Now that we’ve discussed the type of season Floyd could have, we’ll end our time by going over what a monster season from the Notre Dame product could mean in terms of where he stands in NFL history. We’ll even get a bit greedy in looking at possible season statistics just to have fun with it.
Over his first two seasons, Floyd has amassed 110 receptions for 1,603 yards (14.6 yards per catch) and seven touchdowns. Not bad, considering the heap of hot garbage that threw him the ball his rookie season of 2012.
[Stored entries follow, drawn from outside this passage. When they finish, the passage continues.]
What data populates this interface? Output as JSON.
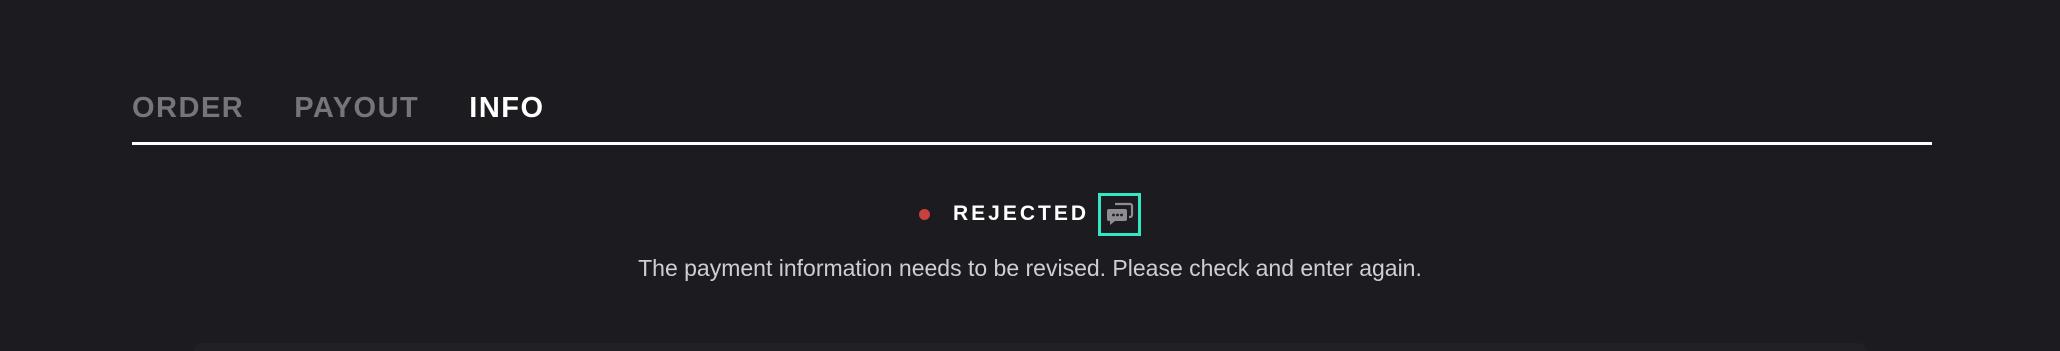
{
  "tabs": [
    {
      "label": "ORDER",
      "active": false
    },
    {
      "label": "PAYOUT",
      "active": false
    },
    {
      "label": "INFO",
      "active": true
    }
  ],
  "status": {
    "label": "REJECTED",
    "dot_color": "#c8413f",
    "chat_icon": "chat-bubbles-icon",
    "message": "The payment information needs to be revised. Please check and enter again."
  },
  "colors": {
    "background": "#1c1b20",
    "accent_border": "#33e6c4",
    "tab_inactive": "#76757b",
    "tab_active": "#ffffff"
  }
}
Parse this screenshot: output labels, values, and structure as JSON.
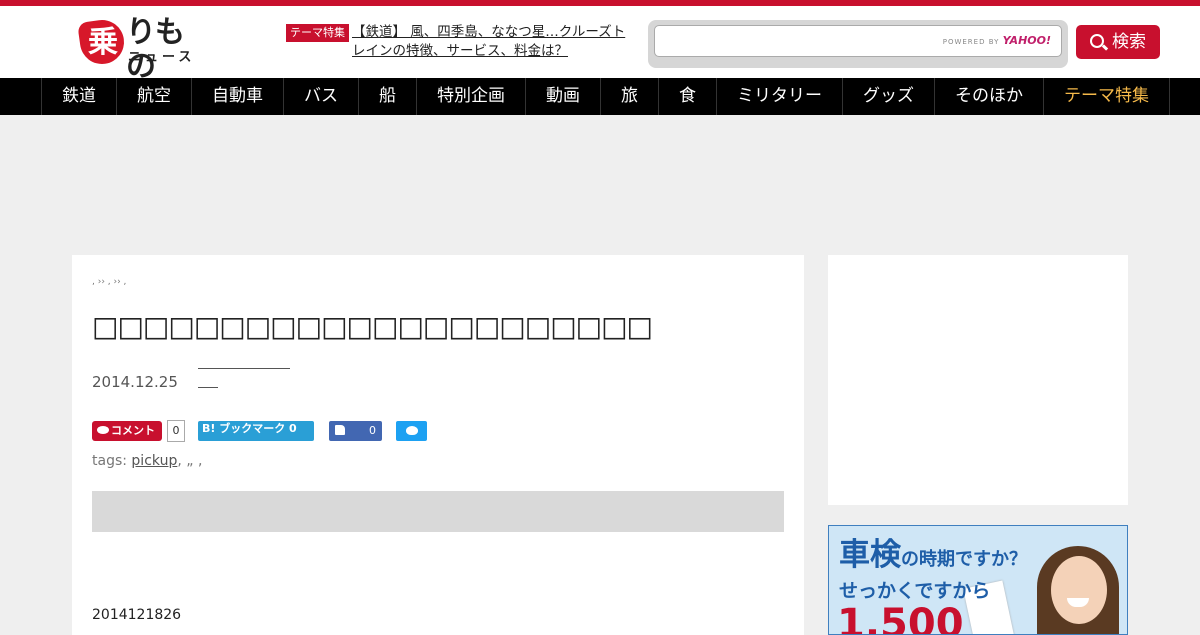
{
  "header": {
    "logo_main": "りもの",
    "logo_badge": "乗",
    "logo_sub": "ニュース",
    "theme_label": "テーマ特集",
    "theme_link": "【鉄道】 風、四季島、ななつ星…クルーズトレインの特徴、サービス、料金は？",
    "search_placeholder": "",
    "powered_by": "POWERED BY",
    "powered_brand": "YAHOO!",
    "search_button": "検索"
  },
  "nav": {
    "items": [
      "鉄道",
      "航空",
      "自動車",
      "バス",
      "船",
      "特別企画",
      "動画",
      "旅",
      "食",
      "ミリタリー",
      "グッズ",
      "そのほか",
      "テーマ特集"
    ]
  },
  "article": {
    "breadcrumb": ", ›› , ›› ,",
    "title": "□□□□□□□□□□□□□□□□□□□□□□",
    "date": "2014.12.25",
    "comment_label": "コメント",
    "comment_count": "0",
    "hatena_label": "B! ブックマーク 0",
    "like_count": "0",
    "tags_prefix": "tags:",
    "tag_link": "pickup",
    "tags_rest": ", „ ,",
    "body_start": "2014121826"
  },
  "sidebar_ad": {
    "line1_big": "車検",
    "line1_rest": "の時期ですか？",
    "line2": "せっかくですから",
    "line3": "1,500"
  },
  "colors": {
    "brand_red": "#c8102e",
    "nav_bg": "#000000",
    "nav_theme_text": "#f5b94a",
    "page_bg": "#efefef"
  }
}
But it’s not historic. His 110 receptions through two seasons ranks sixth among receivers in franchise history, his 1,603 receiving yards ranks fifth and his seven scores ranks ninth. He’s the sixth receiver in franchise history with at least 100 receptions and 1,500 yards in his first two seasons.
That’s not special enough.
What does Floyd need in 2014 to reach historic levels for a three-year stretch? Let’s get greedy with projecting Floyd’s stats.
In NFL history, eight receivers have begun their careers by recording at least 200 receptions for 3,000 yards and 20 touchdowns. Here’s the list:
|NFL's 200/3,000/20 Club|
The major thing to note with this chart is that four of the eight players on it are still active. The next thing to note is that one—Mr. Rice—is in the Hall of Fame. The final thing to note is that two of the remaining three—Moss and Isaac Bruce—should be enshrined in Canton at some point down the road.
To become the ninth member of that elite group, Floyd’s 2014 season would have to be very near the numbers highlighted in the first chart—90 receptions, 1,397 yards, 15.52 YPC, 13 touchdowns.
Assuming for a moment he reaches those numbers and, for fun’s sake, also accounts for the average percentages laid out in the second chart, his quarterback, Palmer, would complete 373 passes for 4,510 yards and 37 touchdowns.
The only statistic to take a dramatic uptick are the touchdowns. Palmer’s career high for touchdown strikes in a season is 32, when he led the league way back in 2005 as a 26-year-old gunslinger in his prime with the Bengals. Besting that total by five as a 34-year-old on the downswing of his career is unrealistic.
Also unrealistic is the assumption that Floyd will account for a quarter of Palmer’s completions, 31 percent of his passing yards and nearly 36 percent of his touchdowns this season. By comparison, Floyd accounted for 17.91 percent of Palmer's completions, 24.26 percent of his yards and 20.83 percent of his touchdowns in 2013.
There are many weapons for Palmer to choose from, and if we know one thing about the former No. 1 overall pick, it’s that he likes spreading the ball around to those targets. And with perhaps the best tight end/running back combination he’s ever had in Carlson and Ellington, you have to think those two will factor heavily into the game plan each week.
The fact is there are only so many targets to go around in a season. Arians loves his vertical attacking offense, and Floyd will most definitely play a major role in that attack. But the underneath routes will be there and, with an offensive line that, while bolstered on the bookends, has its holes, Palmer will rely on Carlson and Ellington this season to bail him out when the interior protection falters.
Should we expect Floyd to join the other greats as a member of the 200/3,000/20 club this season? No, don’t expect that.
However, by the end of the season, Floyd should again be the leading receiver on the team. If he ends up with 80 receptions for 1,300 yards and 10 touchdowns, you should call that a massive success. And hell, if he does that, he would join 16 others in NFL history to tally 190-plus receptions for 2,900 yards and 17 touchdowns over the first three seasons of their career.
If that’s not great, then I don’t know what is.